Heat is the ultimate enemy for an endurance athlete, because after a point, the hotter you get, the slower you’ll go. Part of the problem is that your body generates heat when you exercise, and there’s absolutely no way to avoid it—it’s the primary by-product of physical activity. Only a small portion of the energy liberated from food is used for mechanical work, such as walking or pedaling. The rest radiates from your body as excess heat, which can be a big problem when it’s hot outside. Fortunately, with some planning and attention to detail, dangerously hot days won’t slow you down, and you’ll be able to continue to maximize your training and racing.
Expose Yourself Consistency is a key to acclimating to hot, humid weather. Active exposure, such moderate-intensity cycling, leads to faster and greater adaptations than passive exposure, such as sitting in a sauna or un-air-conditioned house. Chances are if you’ve been riding all summer, your body has already made the key adaptations of increasing blood plasma volume (to produce more sweat) and beginning to sweat earlier and over more of your body. Acclimating typically takes two weeks of consistent heat riding. While you don’t need to ride every day in high temperatures, when you’re trying to acclimate, don’t go more than two or three days between hot training sessions.
Staying hydrated and well fed is also critical to the process of temperature acclimation, and it’s important to note that it’s totally ineffective to restrict liquid intake purposely in an attempt to teach the body to perform well without it.

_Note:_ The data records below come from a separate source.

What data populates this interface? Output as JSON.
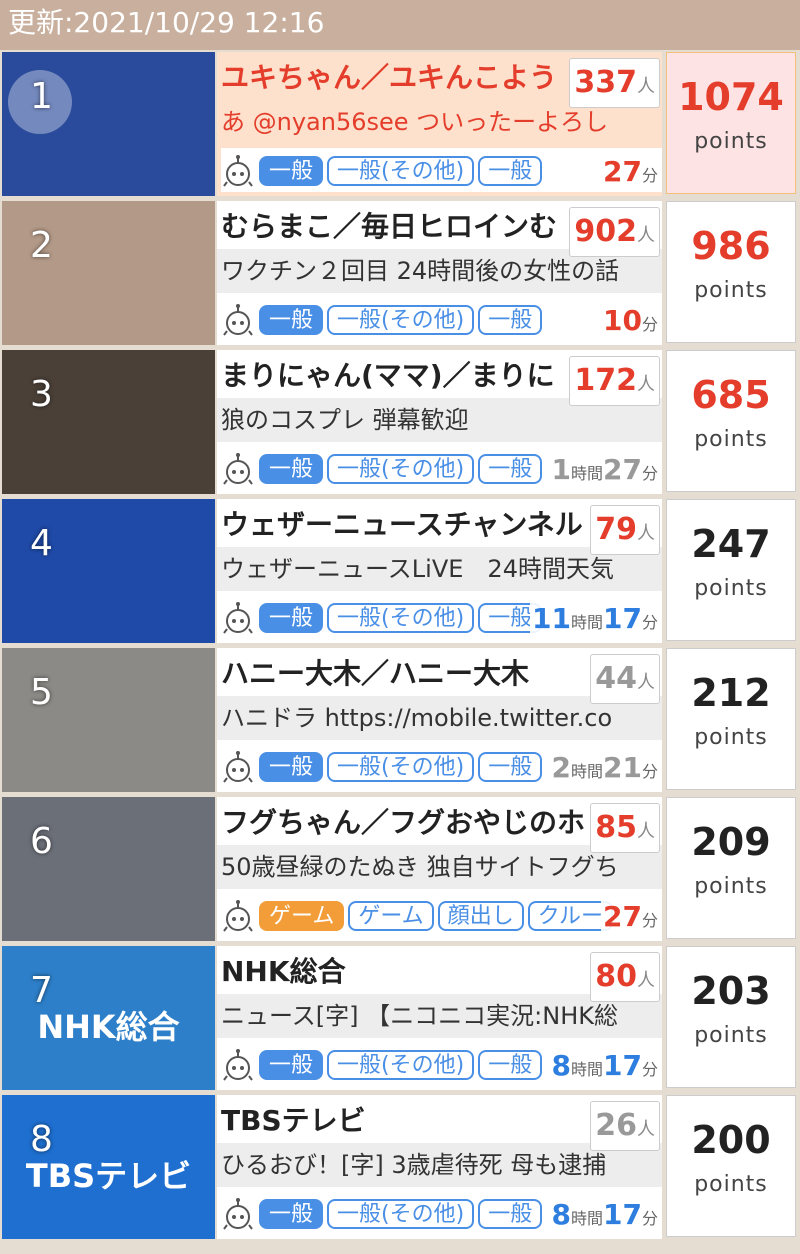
{
  "header": {
    "updated": "更新:2021/10/29 12:16"
  },
  "labels": {
    "viewer_unit": "人",
    "points_unit": "points",
    "min_unit": "分",
    "hour_unit": "時間"
  },
  "rows": [
    {
      "rank": "1",
      "title": "ユキちゃん／ユキんこよう",
      "desc": "あ @nyan56see ついったーよろし",
      "viewers": "337",
      "viewers_color": "red",
      "tags": [
        "一般",
        "一般(その他)",
        "一般"
      ],
      "tag_style": "normal",
      "time_h": "",
      "time_m": "27",
      "time_color": "red",
      "points": "1074",
      "points_color": "red",
      "thumb": "#2a4b9c"
    },
    {
      "rank": "2",
      "title": "むらまこ／毎日ヒロインむ",
      "desc": "ワクチン２回目 24時間後の女性の話",
      "viewers": "902",
      "viewers_color": "red",
      "tags": [
        "一般",
        "一般(その他)",
        "一般"
      ],
      "tag_style": "normal",
      "time_h": "",
      "time_m": "10",
      "time_color": "red",
      "points": "986",
      "points_color": "red",
      "thumb": "#b39a88"
    },
    {
      "rank": "3",
      "title": "まりにゃん(ママ)／まりに",
      "desc": "狼のコスプレ 弾幕歓迎",
      "viewers": "172",
      "viewers_color": "red",
      "tags": [
        "一般",
        "一般(その他)",
        "一般"
      ],
      "tag_style": "normal",
      "time_h": "1",
      "time_m": "27",
      "time_color": "grey",
      "points": "685",
      "points_color": "red",
      "thumb": "#4a4038"
    },
    {
      "rank": "4",
      "title": "ウェザーニュースチャンネル",
      "desc": "ウェザーニュースLiVE　24時間天気",
      "viewers": "79",
      "viewers_color": "red",
      "tags": [
        "一般",
        "一般(その他)",
        "一般"
      ],
      "tag_style": "normal",
      "time_h": "11",
      "time_m": "17",
      "time_color": "blue",
      "points": "247",
      "points_color": "black",
      "thumb": "#1f4aa8"
    },
    {
      "rank": "5",
      "title": "ハニー大木／ハニー大木",
      "desc": "ハニドラ https://mobile.twitter.co",
      "viewers": "44",
      "viewers_color": "grey",
      "tags": [
        "一般",
        "一般(その他)",
        "一般"
      ],
      "tag_style": "normal",
      "time_h": "2",
      "time_m": "21",
      "time_color": "grey",
      "points": "212",
      "points_color": "black",
      "thumb": "#8c8a86"
    },
    {
      "rank": "6",
      "title": "フグちゃん／フグおやじのホ",
      "desc": "50歳昼緑のたぬき 独自サイトフグち",
      "viewers": "85",
      "viewers_color": "red",
      "tags": [
        "ゲーム",
        "ゲーム",
        "顔出し",
        "クルー"
      ],
      "tag_style": "game",
      "time_h": "",
      "time_m": "27",
      "time_color": "red",
      "points": "209",
      "points_color": "black",
      "thumb": "#6b6f78"
    },
    {
      "rank": "7",
      "title": "NHK総合",
      "desc": "ニュース[字] 【ニコニコ実況:NHK総",
      "viewers": "80",
      "viewers_color": "red",
      "tags": [
        "一般",
        "一般(その他)",
        "一般"
      ],
      "tag_style": "normal",
      "time_h": "8",
      "time_m": "17",
      "time_color": "blue",
      "points": "203",
      "points_color": "black",
      "thumb": "#2d7fc9",
      "logo": "NHK総合"
    },
    {
      "rank": "8",
      "title": "TBSテレビ",
      "desc": "ひるおび！[字] 3歳虐待死 母も逮捕",
      "viewers": "26",
      "viewers_color": "grey",
      "tags": [
        "一般",
        "一般(その他)",
        "一般"
      ],
      "tag_style": "normal",
      "time_h": "8",
      "time_m": "17",
      "time_color": "blue",
      "points": "200",
      "points_color": "black",
      "thumb": "#1e6fd0",
      "logo": "TBSテレビ"
    }
  ]
}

Not only does it not work, it’s dangerous, and you’re better off supporting your body’s natural adaptations with plenty of fluids.
Pick Your Time Riding in the morning or evening to avoid the heat of the day falls into the “no s—t” category of advice, but there are other cooler times to ride, such as in the rain or soon after a thunderstorm. Training in the rain also offers the bonus of gaining the wet-riding skills and confidence you’ll need when the sky opens up at your next race or century. If the mercury is scaring you away from hard intervals, which generate the most body heat, consider doing your intervals in an air-conditioned room with fans before going outside to complete the rest of your training volume at a steady, moderate intensity. Personally, I’d ride outside at midnight rather than spend more time indoors in the summer, but maybe that’s just me.

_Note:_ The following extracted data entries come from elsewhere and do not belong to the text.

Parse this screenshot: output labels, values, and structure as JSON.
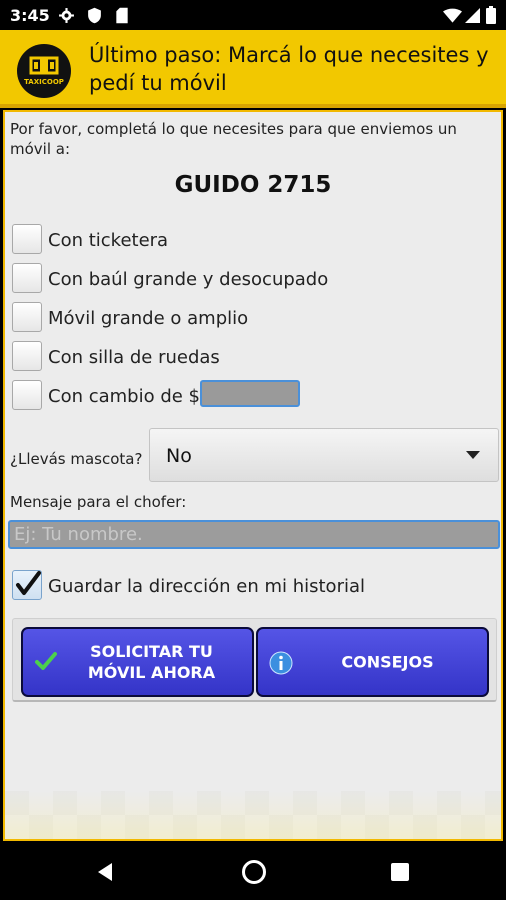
{
  "status_bar": {
    "time": "3:45"
  },
  "header": {
    "title": "Último paso: Marcá lo que necesites y pedí tu móvil",
    "logo_text": "TAXICOOP",
    "background_color": "#f2c800"
  },
  "form": {
    "intro": "Por favor, completá lo que necesites para que enviemos un móvil a:",
    "address": "GUIDO 2715",
    "options": [
      {
        "label": "Con ticketera",
        "checked": false
      },
      {
        "label": "Con baúl grande y desocupado",
        "checked": false
      },
      {
        "label": "Móvil grande o amplio",
        "checked": false
      },
      {
        "label": "Con silla de ruedas",
        "checked": false
      },
      {
        "label": "Con cambio de $",
        "checked": false
      }
    ],
    "change_amount_value": "",
    "pet": {
      "label": "¿Llevás mascota?",
      "selected": "No"
    },
    "message": {
      "label": "Mensaje para el chofer:",
      "placeholder": "Ej: Tu nombre.",
      "value": ""
    },
    "save_history": {
      "label": "Guardar la dirección en mi historial",
      "checked": true
    }
  },
  "buttons": {
    "request_label": "SOLICITAR TU MÓVIL AHORA",
    "tips_label": "CONSEJOS",
    "color": "#3e3ed8"
  }
}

Warm Up To Cool Off A thorough warm up is vital in the heat because it lets your evaporative cooling system get up to speed before you do. Jumping right into a hard effort spikes your body temperature before you’ve started sweating enough for your system to begin cooling you. One of the benefits of greater fitness and acclimation is that your body begins sweating earlier–it’s much easier to keep a body cool than to use sweat to cool it once it’s overheated. To stay on the safe side, start workouts off slowly when it’s hot.

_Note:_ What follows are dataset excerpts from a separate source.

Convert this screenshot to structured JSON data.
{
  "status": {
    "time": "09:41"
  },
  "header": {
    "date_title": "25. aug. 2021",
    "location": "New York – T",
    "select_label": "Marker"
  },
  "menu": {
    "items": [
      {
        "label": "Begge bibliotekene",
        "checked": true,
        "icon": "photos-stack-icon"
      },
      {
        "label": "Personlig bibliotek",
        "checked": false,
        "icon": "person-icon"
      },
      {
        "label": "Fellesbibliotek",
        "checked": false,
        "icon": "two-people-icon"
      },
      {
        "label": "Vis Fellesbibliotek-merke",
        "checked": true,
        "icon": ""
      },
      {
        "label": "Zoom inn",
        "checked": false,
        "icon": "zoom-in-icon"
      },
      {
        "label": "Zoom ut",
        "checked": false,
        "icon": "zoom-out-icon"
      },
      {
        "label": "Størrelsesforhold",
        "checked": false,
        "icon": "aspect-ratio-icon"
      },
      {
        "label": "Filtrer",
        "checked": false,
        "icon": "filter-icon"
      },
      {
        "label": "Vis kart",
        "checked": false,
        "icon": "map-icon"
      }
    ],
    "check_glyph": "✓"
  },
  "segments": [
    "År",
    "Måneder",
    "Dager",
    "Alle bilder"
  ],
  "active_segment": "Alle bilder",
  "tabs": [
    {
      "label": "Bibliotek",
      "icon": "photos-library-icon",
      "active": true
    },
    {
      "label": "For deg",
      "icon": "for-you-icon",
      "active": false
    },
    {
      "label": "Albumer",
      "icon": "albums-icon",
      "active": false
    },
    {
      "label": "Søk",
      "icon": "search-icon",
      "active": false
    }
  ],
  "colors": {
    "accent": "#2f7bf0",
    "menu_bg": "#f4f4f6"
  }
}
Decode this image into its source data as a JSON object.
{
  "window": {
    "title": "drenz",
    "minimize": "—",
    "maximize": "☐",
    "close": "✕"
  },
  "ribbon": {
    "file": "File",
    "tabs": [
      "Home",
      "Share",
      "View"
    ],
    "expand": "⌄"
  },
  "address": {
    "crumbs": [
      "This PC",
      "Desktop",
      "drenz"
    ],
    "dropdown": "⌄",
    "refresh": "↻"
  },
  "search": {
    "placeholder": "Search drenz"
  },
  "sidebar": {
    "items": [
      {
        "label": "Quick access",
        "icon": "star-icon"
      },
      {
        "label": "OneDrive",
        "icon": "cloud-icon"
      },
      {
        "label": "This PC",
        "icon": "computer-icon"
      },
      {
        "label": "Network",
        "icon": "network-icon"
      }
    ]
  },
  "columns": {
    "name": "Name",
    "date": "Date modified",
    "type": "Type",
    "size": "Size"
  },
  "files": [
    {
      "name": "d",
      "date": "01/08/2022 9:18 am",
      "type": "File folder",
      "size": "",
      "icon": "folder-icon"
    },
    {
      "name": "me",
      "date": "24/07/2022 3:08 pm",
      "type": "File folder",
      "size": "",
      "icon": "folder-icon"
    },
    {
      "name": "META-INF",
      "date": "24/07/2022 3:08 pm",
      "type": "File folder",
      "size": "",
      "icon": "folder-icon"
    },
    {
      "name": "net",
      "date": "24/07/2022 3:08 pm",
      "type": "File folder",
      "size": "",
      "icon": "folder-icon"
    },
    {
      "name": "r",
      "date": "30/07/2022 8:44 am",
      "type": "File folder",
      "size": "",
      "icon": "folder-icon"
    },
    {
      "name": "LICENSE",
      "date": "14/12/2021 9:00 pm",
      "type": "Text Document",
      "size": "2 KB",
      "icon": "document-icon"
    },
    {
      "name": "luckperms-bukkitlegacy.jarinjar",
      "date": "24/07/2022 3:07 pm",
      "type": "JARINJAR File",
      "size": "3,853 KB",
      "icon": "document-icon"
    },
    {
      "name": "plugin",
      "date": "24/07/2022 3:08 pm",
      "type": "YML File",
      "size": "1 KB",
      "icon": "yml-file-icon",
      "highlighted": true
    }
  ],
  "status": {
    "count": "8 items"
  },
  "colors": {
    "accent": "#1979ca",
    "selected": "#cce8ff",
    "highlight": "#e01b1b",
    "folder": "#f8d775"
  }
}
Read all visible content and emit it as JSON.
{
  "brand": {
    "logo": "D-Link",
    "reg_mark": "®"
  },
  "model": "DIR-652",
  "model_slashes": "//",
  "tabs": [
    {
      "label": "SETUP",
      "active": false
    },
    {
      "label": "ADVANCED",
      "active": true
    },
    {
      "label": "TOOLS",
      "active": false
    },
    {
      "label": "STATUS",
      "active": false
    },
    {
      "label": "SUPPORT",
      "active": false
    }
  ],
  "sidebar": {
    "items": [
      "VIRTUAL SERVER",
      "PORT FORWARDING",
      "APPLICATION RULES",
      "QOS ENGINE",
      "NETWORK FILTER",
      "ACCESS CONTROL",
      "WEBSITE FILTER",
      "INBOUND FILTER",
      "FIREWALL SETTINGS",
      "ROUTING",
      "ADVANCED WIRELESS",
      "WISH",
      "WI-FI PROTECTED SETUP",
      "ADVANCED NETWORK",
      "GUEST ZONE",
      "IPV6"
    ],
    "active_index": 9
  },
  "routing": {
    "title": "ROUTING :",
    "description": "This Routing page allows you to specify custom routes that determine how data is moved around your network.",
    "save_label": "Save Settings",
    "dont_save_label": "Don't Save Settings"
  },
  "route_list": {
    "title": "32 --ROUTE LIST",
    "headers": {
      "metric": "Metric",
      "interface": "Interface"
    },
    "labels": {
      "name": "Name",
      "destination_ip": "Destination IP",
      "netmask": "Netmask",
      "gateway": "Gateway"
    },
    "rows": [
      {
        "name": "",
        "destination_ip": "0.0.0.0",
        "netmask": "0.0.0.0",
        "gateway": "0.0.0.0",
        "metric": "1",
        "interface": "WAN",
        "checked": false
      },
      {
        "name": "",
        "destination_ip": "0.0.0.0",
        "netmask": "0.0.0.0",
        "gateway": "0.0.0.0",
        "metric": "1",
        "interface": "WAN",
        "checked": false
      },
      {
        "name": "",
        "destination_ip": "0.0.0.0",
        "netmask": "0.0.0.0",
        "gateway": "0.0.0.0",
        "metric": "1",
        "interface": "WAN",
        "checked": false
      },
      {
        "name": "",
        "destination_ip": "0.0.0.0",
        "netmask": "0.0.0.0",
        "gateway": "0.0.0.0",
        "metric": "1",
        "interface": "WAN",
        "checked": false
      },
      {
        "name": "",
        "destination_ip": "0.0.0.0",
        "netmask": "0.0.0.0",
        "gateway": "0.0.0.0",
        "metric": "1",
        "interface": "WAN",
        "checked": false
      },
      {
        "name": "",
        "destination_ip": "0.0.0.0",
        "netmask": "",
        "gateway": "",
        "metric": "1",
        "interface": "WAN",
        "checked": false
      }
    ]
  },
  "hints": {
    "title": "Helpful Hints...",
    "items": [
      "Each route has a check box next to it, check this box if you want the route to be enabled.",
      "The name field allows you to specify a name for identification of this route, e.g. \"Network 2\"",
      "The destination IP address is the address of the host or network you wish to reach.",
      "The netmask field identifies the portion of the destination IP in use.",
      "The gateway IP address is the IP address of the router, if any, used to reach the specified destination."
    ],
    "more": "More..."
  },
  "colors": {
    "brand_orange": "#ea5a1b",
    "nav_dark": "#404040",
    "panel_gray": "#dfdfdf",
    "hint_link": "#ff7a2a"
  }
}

Get Wet When it’s really hot, in my days and even now, Tour de France riders grab bottles from fans, but not to drink. Drinking water comes from the team car, but the water from the fans is perfect for cooling off. Does dumping water on your head and clothing help? Yes. Cyclists have an edge over other athletes in this type of cooling because we move fast enough to have constant airflow over the wet clothing. On heat alert days, carry extra bottles or stop and refill often to ensure you have enough liquid to keep your body wet. If you overheat to the point of heat illness, find a way to immerse yourself in cool or cold water, the best way to reduce core temperature, according to the American College of Sports Medicine. Jump in a creek, stand in a sprinkler, use a hose—whatever you have to do to completely soak yourself. The wetter you get, the more quickly you’ll dissipate heat.
(Adapted from Chris Carmichael's column in Bicycling Magazine.)